23è FIFO Le court-doc


Du court au Doc’ en  Océanie

 

Histoire de nous plonger dans le bain du Film Documentaire, & compte-tenu de l’élasticité de la performance, passant du mini au super maxi avec prolongations dans la catégorie sélectionnés du FIFO... Tenons-nous en au SHORT : le spectateur pourra se pencher sur les tendances –"nouvelles" bien sûr– de cette catégorie que nous devons à Mareva Leu, illustrant la 2nde soirée du Festival tahitien...  Fenêtre-sur-courts nous fait voyager en Pacifique & cligner de l’oeil dans l’histoire du Cinéma.

 

À peine 2 jours au village FIFO 2026, que se note une qualité & une prise de liberté des documentaristes : de la diversité d’approche au traitement nettement poétique de l’image, de ses respirations, de la conception même du produit cinématographique... Effectivement c’est dans l’air...  

 


Rien ne pourrait donc vous étonner sur la présence dans le Jury 2026, de Fabienne Hanchot qui pousse, dans la formation des cinéastes de L’école Documentaire (Ardèche Images) qu’elle dirige, «à la réalisation documentaire de création»...  Ce qui poussera peut-être à une restructuration d’un secteur qui souffre de son manque de moyens de production & de diffusion...

Donc, Fabienne ne se trouve pas par hasard au cœur de la 37ème année d’un Festival du documentaire à Lussas... au cœur des états-généraux du Documentaire ... mais aussi petite ville rurale d’un millier d’habitants : point commun avec notre atmosphère provinciale... compte tenu que les 2 sites ne sont desservis par aucun train...  Elle sera ravi de l’apprendre...

Petit détour qui nous conduit immanquablement vers... un contexte local revu & corrigé... Le reste du jury sera épluché ultérieurement par nos soins... bien sûr

 

Dans la veine retour aux sources.... 

 Le brut de décoffrage, comme si vous y étiez avec le Mini NGADJURI, SPIRIT AND SONGS OF COUNTRY de Quenten Agius & Kim Navromatis (Australie)... vous claque aux oreilles sur fond de psalmodie... pour en retrouver l’âme... Incantations sur panorama aride & désert de sa population première... Un court moment de symbiose intense enclos dans ces milliers d’années en écho, entre palpitations humaines & vibrations d’une nature qui aurait gardé toutes les couleurs de son histoire originelle transmise par les descendants des Natifs... Un rituel de communication... entre danse des héritiers autochtones & chants de leur Terre Mère.

 

Oracle ou Oralité  ...

 C’est qu’effectivement, ailleurs aussi, sur tout ce Pacifique dépossédé, par les envahisseurs, depuis des siècles... les actes communautaires d’appartenance se multiplient.
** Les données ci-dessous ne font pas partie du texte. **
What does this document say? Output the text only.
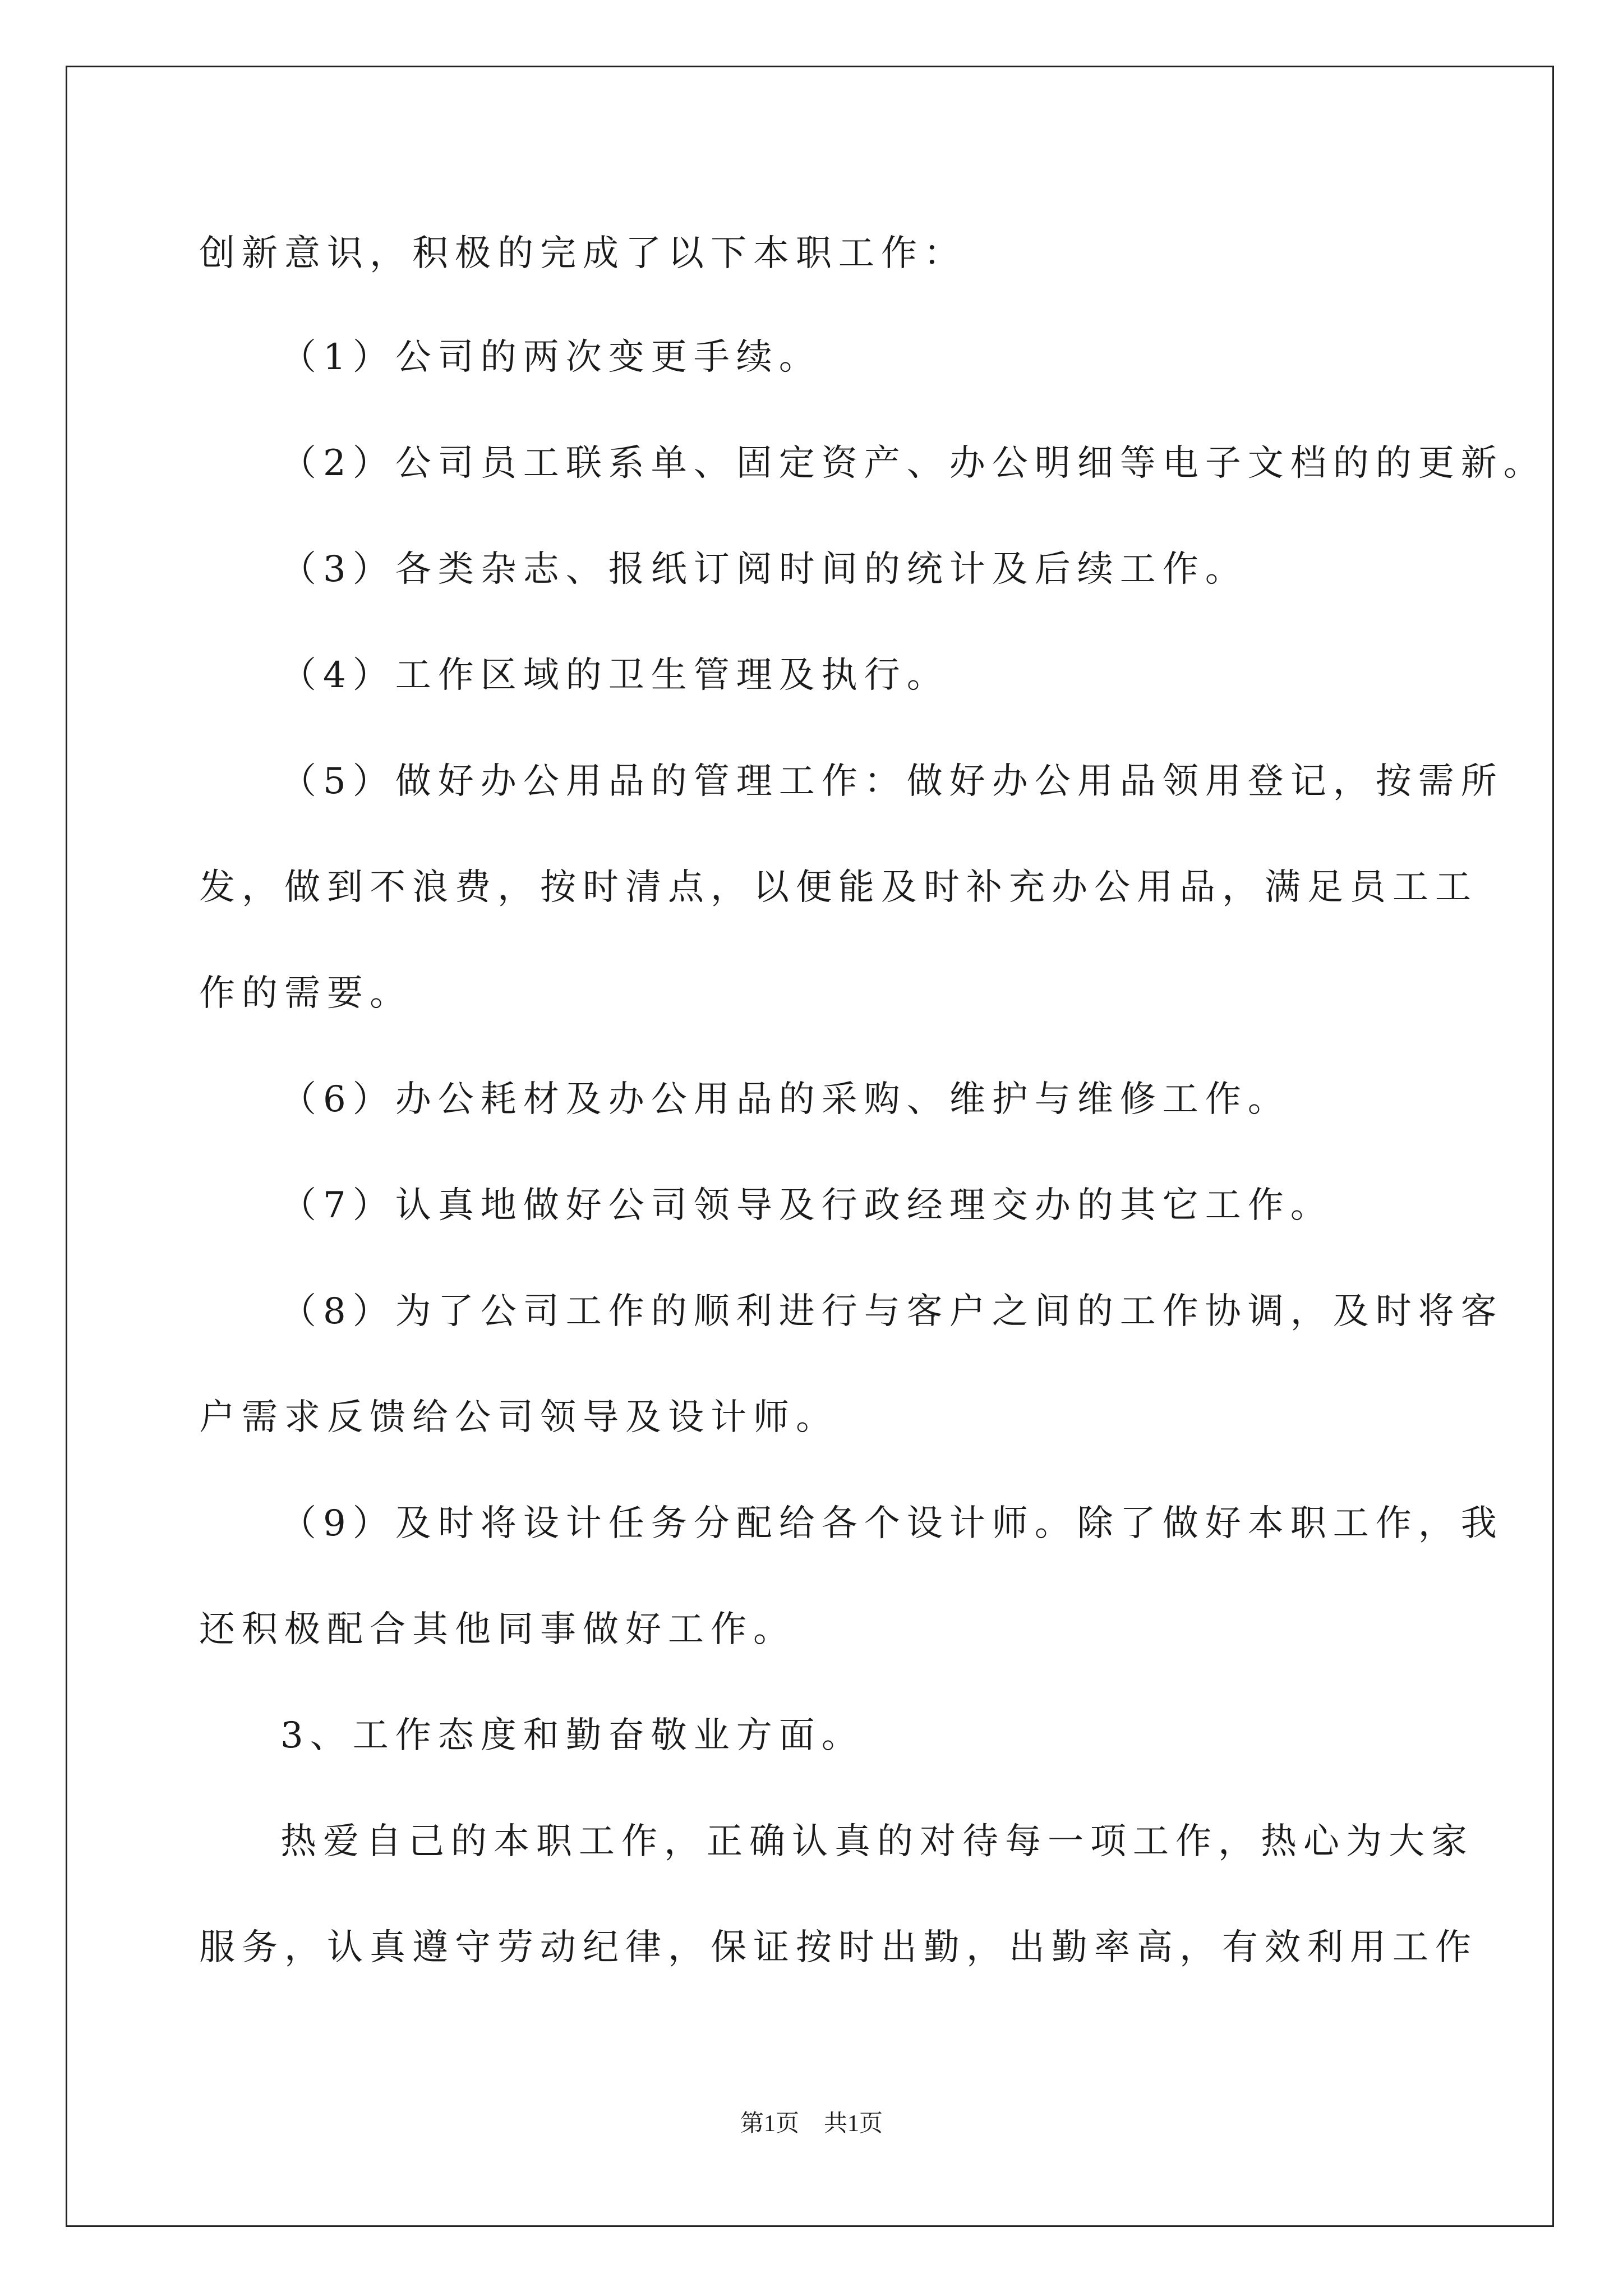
创新意识，积极的完成了以下本职工作：
（1）公司的两次变更手续。
（2）公司员工联系单、固定资产、办公明细等电子文档的的更新。
（3）各类杂志、报纸订阅时间的统计及后续工作。
（4）工作区域的卫生管理及执行。
（5）做好办公用品的管理工作：做好办公用品领用登记，按需所
发，做到不浪费，按时清点，以便能及时补充办公用品，满足员工工
作的需要。
（6）办公耗材及办公用品的采购、维护与维修工作。
（7）认真地做好公司领导及行政经理交办的其它工作。
（8）为了公司工作的顺利进行与客户之间的工作协调，及时将客
户需求反馈给公司领导及设计师。
（9）及时将设计任务分配给各个设计师。除了做好本职工作，我
还积极配合其他同事做好工作。
3、工作态度和勤奋敬业方面。
热爱自己的本职工作，正确认真的对待每一项工作，热心为大家
服务，认真遵守劳动纪律，保证按时出勤，出勤率高，有效利用工作
第1页 共1页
Leur symbolique est une pierre sur tant de traces disparues... HE MO’OLELO WAHI PANA de Ku’ulei Keakealani & Kapena Liu (Hawai’i) donne le ton de la ré-appropriation de la transmission orale, –celle qui se proclame et s’affiche enfin, après tant d’époques cadenassées–, d’une légende sacrée –le mo’olelo–, face à un auditoire.

Conteuse contemporaine, investie de ce pouvoir de transmission, à l’unisson avec  princesse, poétesse, prophétesse ancestrales, unies avec ses 2 protagonistes lointaines se liant à nouveau au paysage dont elles sont issues...

 

Dans le style réhabilitation

...Les jeunes du Pacifique peuvent s’honorer de la mémoire d’un génie nommé Tom Davis. En effet,  PAPA TOM, FROM THE SEAS TO THE STARS de Damon Fepulea’i (Îles Cook, Aotearoa) retrace le parcours d’une personnalité dont les aptitudes dépassent toute moyennne . Navigateur, médecin, scientifique embauché par la NASA, il excelle : le personnage n’est pas anodin...  

Un véritable devoir de dépoussiérage de l’histoire officielle drainée comme une mauvaise contrefaçon par l’esprit de colonisateurs malhonnêtes mais intouchables ! Là où les héros sont traités en «Sauvages», aujourd’hui encore !  

 

 Autochtone un délit ?

 ...Et tout proche, dans le registre coïncidence extraordinaire, au moment où les Concours internationaux de chorales se déroulent pour la 1ère fois à Aukland (2024), le chœur Fidjien "Primanavia" réalise le rêve de s’y produire. Nothing Is Impossible : The Primanavia Story de Caleb Young (Fidji) relate cette conquête sur soi, cette prise de conscience de sa valeur... Le  courage de se mettre sur un pied d’égalité avec le monde occidentalisé au maximum... Dans le style aventure du 21ème siècle...  une nouvelle page se tourne où la fierté d’être soi se trouve mise à l’honneur...  

 

Entre contestation & revendication

Pas très éloigné de ce qui précède, & face au préjugé d’infériorité LAND BACK ! de Valentin Henry (Aotearoa, France) retrace les marches qui rassemblent les communautés autochtones de Nouvelle-Zélande !!! Le titre est injonctif : "Rends la Terre"; on ne joue pas avec le droit des peuples.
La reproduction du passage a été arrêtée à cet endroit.